On the deformation theory of Fourier-Mukai transforms between Calabi-Yau varieties

TL;DR

This paper investigates how Fourier-Mukai transforms between Calabi-Yau varieties deform, revealing that obstructions are governed by Hodge theory and providing a new formula for the obstruction class related to the Chern character and Kodaira-Spencer class.

Contribution

It generalizes previous work by establishing that obstructions to deforming Fourier-Mukai transforms are controlled by Hodge theory in Calabi-Yau cases and introduces a new formula for the obstruction class.

Findings

Obstructions to deformation are governed by Hodge theory.
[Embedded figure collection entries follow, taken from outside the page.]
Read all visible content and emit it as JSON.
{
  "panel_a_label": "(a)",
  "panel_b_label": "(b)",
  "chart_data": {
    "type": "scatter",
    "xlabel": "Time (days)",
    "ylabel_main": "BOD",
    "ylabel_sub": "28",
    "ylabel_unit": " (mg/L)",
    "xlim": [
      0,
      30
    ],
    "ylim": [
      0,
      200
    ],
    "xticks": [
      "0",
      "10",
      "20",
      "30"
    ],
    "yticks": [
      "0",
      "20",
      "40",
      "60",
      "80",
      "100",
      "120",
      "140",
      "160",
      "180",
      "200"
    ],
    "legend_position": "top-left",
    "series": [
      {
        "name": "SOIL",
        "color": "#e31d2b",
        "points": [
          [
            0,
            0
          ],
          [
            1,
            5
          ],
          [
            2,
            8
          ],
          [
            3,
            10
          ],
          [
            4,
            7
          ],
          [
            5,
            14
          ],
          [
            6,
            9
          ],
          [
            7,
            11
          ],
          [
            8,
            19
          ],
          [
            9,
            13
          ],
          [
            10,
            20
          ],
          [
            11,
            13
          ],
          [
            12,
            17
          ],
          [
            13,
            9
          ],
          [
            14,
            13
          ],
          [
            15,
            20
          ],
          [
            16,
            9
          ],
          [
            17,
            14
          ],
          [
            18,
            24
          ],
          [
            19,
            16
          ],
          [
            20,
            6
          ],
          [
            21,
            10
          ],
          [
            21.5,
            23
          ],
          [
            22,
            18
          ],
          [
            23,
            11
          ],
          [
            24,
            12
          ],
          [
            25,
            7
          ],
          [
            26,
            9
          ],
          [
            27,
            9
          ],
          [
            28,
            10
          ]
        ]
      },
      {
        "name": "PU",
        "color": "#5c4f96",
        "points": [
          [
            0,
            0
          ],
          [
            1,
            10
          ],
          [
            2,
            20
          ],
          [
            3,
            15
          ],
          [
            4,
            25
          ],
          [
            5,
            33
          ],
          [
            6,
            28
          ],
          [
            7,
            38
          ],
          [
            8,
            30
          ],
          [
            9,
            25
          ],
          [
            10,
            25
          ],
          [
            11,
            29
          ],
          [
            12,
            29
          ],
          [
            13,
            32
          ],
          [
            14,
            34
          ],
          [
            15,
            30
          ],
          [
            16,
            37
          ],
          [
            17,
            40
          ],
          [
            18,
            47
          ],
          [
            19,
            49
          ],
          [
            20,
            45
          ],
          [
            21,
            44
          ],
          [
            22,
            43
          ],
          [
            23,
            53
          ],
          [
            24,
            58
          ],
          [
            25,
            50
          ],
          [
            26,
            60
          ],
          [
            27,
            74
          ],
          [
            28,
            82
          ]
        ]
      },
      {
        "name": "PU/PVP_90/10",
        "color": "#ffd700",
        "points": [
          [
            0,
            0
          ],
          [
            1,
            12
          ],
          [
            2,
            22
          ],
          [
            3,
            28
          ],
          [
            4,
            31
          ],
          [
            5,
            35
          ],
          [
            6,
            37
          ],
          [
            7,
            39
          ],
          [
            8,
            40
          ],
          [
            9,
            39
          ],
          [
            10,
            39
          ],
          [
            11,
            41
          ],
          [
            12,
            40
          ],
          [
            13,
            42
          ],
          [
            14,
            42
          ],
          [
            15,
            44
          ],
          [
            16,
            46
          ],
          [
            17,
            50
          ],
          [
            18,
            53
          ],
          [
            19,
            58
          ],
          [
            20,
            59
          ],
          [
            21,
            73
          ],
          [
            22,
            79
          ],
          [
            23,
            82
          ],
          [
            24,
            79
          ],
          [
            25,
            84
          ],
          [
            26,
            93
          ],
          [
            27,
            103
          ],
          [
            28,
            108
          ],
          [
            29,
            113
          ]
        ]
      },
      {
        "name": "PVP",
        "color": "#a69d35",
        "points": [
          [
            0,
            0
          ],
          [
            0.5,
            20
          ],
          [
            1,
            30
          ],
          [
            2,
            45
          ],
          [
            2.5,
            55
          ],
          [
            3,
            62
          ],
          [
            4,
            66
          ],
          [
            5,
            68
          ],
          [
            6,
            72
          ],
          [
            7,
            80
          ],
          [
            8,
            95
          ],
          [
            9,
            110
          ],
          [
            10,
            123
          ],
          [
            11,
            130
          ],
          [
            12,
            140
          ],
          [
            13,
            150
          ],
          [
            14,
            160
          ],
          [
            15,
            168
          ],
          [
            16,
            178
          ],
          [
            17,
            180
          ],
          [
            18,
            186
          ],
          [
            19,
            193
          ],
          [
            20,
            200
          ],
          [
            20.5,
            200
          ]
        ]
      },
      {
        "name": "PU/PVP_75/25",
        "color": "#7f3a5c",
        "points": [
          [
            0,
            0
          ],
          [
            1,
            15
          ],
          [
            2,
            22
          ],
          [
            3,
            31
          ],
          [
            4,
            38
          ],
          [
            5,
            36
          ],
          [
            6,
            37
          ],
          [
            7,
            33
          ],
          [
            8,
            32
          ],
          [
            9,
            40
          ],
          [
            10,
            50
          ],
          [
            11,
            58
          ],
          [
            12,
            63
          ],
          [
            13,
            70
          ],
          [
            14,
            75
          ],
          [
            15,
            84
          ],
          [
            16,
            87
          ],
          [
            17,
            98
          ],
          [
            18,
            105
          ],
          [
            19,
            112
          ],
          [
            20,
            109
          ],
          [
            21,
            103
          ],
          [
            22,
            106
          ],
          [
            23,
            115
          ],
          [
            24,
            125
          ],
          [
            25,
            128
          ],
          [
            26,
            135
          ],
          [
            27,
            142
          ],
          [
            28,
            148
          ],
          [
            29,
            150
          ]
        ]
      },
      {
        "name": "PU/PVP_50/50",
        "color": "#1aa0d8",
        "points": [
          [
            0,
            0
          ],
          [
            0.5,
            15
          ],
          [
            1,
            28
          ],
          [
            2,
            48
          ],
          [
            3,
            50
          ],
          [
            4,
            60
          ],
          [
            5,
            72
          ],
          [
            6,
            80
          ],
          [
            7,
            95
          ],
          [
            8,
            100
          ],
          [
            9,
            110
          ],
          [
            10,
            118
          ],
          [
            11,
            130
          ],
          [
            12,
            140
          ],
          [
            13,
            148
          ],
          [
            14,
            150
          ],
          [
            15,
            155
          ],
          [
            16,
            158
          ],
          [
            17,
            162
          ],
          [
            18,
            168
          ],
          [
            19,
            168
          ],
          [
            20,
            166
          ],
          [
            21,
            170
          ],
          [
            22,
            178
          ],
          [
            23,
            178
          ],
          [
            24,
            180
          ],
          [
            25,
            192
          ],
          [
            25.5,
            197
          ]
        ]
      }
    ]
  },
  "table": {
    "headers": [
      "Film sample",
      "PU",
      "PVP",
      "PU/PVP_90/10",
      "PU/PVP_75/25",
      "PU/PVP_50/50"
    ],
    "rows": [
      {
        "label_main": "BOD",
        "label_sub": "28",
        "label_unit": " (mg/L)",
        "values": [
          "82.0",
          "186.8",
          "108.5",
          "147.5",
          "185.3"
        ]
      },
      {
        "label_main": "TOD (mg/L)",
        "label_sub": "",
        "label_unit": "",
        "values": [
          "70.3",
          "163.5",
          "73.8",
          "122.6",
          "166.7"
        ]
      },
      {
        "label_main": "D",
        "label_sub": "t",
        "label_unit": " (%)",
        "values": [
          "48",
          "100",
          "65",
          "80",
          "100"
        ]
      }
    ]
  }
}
A new formula for the obstruction class involving the Chern character and Kodaira-Spencer class.

Extension of deformation results to mixed characteristic settings.

Abstract

We study the deformation theory of fully faithful Fourier-Mukai transforms in both characteristic zero and mixed characteristic. Our main result shows that obstructions to deforming such transforms can be completely controlled by Hodge theory when the source variety has trivial canonical bundle, generalizing work of Addington-Thomas and Lieblich-Olsson. The main technical contribution is a formula for the obstruction class measuring the failure of a Chern character to remain within the Hodge filtration as a cup product with a (derived) Kodaira-Spencer class.